L’un des facteurs de la réussite de ce dispositif est l’alchimie au niveau du territoire. Elle s’est constituée au fil des années grâce à ce mouvement d’acculturation favorisant ainsi le passage de l’interdisciplinarité à la transdisciplinarité. 
L’équipe mobile a désormais sa propre identité fonctionnelle et institutionnelle par un modèle d’intervention qui fait sens. Par ailleurs, nous pouvons dire aujourd’hui que l’Équipe Mobile Passerelle n’est pas une simple réponse externe, au sens d’un prestataire externalisé auprès du bailleur, mais bien une prolongation de sa mission sociale qui s’exerce en partenariat. Les ponts sont créés, les liens sont tissés et nous œuvrons conjointement dans le respect de nos prérogatives respectives. Il y a aujourd’hui un sens partagé et nous avons le sentiment de travailler « avec » et non « pour » le bailleur. 

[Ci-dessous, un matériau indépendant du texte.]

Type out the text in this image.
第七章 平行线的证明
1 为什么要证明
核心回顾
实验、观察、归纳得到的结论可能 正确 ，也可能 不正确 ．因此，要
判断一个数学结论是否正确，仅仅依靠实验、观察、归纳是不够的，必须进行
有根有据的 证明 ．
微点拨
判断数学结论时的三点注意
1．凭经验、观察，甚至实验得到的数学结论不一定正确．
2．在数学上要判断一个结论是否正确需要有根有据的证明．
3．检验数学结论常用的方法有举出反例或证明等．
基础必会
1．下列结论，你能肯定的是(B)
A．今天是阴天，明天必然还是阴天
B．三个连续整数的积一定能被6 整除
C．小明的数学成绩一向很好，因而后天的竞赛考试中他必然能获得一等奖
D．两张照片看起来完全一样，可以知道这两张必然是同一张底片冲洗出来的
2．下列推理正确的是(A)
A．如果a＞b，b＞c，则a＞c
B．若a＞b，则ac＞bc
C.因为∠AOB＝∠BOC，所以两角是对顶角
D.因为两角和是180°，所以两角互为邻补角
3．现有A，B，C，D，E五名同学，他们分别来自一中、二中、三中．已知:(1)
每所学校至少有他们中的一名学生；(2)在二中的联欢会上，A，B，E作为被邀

La nuance a son importance. Cette collaboration permet d’ailleurs selon nos collègues bailleurs de faire monter les conseillères sociales en compétences, d’affiner le repérage des situations des locataires pour intervenir plus en amont et tendre vers le principe de prévention. En ce sens, l’Équipe Mobile Passerelle propose également des temps de sensibilisation à la compréhension de la maladie psychique auprès des agents de proximité : gardiens, responsable de site, etc. 


Un avenir bien incertain…


Aujourd’hui, l’Équipe Mobile Passerelle est fortement plébiscitée par ses partenaires bailleurs en raison de l’efficience du programme et des besoins réels sur le territoire. 

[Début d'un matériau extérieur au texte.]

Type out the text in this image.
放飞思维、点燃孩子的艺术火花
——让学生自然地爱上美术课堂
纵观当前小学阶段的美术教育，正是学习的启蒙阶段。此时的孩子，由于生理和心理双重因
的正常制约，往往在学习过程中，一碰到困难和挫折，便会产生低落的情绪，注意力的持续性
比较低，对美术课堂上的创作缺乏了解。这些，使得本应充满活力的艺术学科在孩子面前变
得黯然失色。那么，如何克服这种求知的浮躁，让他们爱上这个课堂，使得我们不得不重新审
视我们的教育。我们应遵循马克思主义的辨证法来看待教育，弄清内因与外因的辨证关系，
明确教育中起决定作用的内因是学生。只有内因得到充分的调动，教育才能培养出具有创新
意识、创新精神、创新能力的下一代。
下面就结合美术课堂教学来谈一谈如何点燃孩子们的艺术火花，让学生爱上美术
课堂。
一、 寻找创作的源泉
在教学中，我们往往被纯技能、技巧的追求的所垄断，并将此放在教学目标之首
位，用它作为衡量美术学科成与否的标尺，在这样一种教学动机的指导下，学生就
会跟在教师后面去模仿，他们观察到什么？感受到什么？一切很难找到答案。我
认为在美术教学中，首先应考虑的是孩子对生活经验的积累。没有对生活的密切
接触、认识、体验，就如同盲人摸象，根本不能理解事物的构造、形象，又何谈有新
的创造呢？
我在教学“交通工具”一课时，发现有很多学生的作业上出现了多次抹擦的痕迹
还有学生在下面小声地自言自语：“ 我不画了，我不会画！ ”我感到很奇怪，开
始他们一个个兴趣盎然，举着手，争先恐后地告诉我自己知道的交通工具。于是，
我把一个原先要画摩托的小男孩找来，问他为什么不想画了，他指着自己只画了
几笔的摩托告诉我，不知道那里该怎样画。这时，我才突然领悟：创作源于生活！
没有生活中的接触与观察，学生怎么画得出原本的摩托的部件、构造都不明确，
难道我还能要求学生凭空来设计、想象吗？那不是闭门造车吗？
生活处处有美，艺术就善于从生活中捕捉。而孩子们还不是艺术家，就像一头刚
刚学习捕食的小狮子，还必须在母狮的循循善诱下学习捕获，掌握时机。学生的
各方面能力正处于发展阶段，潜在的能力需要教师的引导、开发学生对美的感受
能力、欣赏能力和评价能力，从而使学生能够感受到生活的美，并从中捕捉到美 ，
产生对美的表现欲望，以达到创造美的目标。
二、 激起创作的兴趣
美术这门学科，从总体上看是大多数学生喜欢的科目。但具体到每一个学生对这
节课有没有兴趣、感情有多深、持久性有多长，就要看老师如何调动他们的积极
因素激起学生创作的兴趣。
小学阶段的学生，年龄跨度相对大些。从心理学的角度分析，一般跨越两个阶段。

Certains nous ont rejoint successivement comme Adoma, I3F, Osica. Nous avons pris en charge à ce jour 82 situations sur le sud Yvelines et avons la volonté de développer cette action en intervenant sur le Nord des Yvelines pour répondre à une problématique similaire.  
Inscrit avec cohérence et efficacité dans la mouvance actuelle de l’évolution des politiques sociales et sanitaires, ce dispositif de santé mentale intégré dans la Cité, à faible coût, hors les murs institutionnels, pensé en transversalité et au plus proche des personnes, se voit confronté à sa potentielle disparition ou du moins, à une stagnation en termes d’activité. 
En effet, même si nous avons remporté le nouvel appel à Projet lancé par l’USH, les financements ne sont que partiels, et pour une durée limitée. 
Quel avenir réserve-t-on à une expérimentation réussie ? Quid de sa pérennité ? Faut-il toujours réinventer les dispositifs alors que ceux-ci font leurs preuves et ce, au regard des résultats et des plus-values qu’ils génèrent ? 
De manières très concrètes suite à nos interventions : coûts réels évités pour les pouvoirs publics en matière d’expulsions locatives, repérage et accompagnement de situations échappant aux radars classiques du sanitaire et du social, prévention des risques, ouvertures de droits, effacement de dettes, processus de rétablissement des personnes, accès aux soins, rapidité et efficacité d’intervention… 


L’Équipe Mobile Passerelle, telle que nous l’avons pensée et expérimentée, est aujourd’hui un dispositif que nous pensons efficient et duplicable, méritant de s’inscrire durablement dans le paysage de l’offre de réponses aux publics en précarité, en souffrance psychique et/ou pyscho-sociale.
Sinon, devons-nous finalement en conclure qu’accompagner la précarité nous amène inexorablement au précaire ? A l’éphémère ? Que cet effet miroir entre les réalités de vies de personnes et la précarité des institutions sociales n’est alors pas qu’un simple fantasme ? Alors que de l’autre côté du miroir justement, les besoins persistent et que l’isolement social perdure et confine certains dans une forme de mort sociale… en situation d’exclusion au domicile.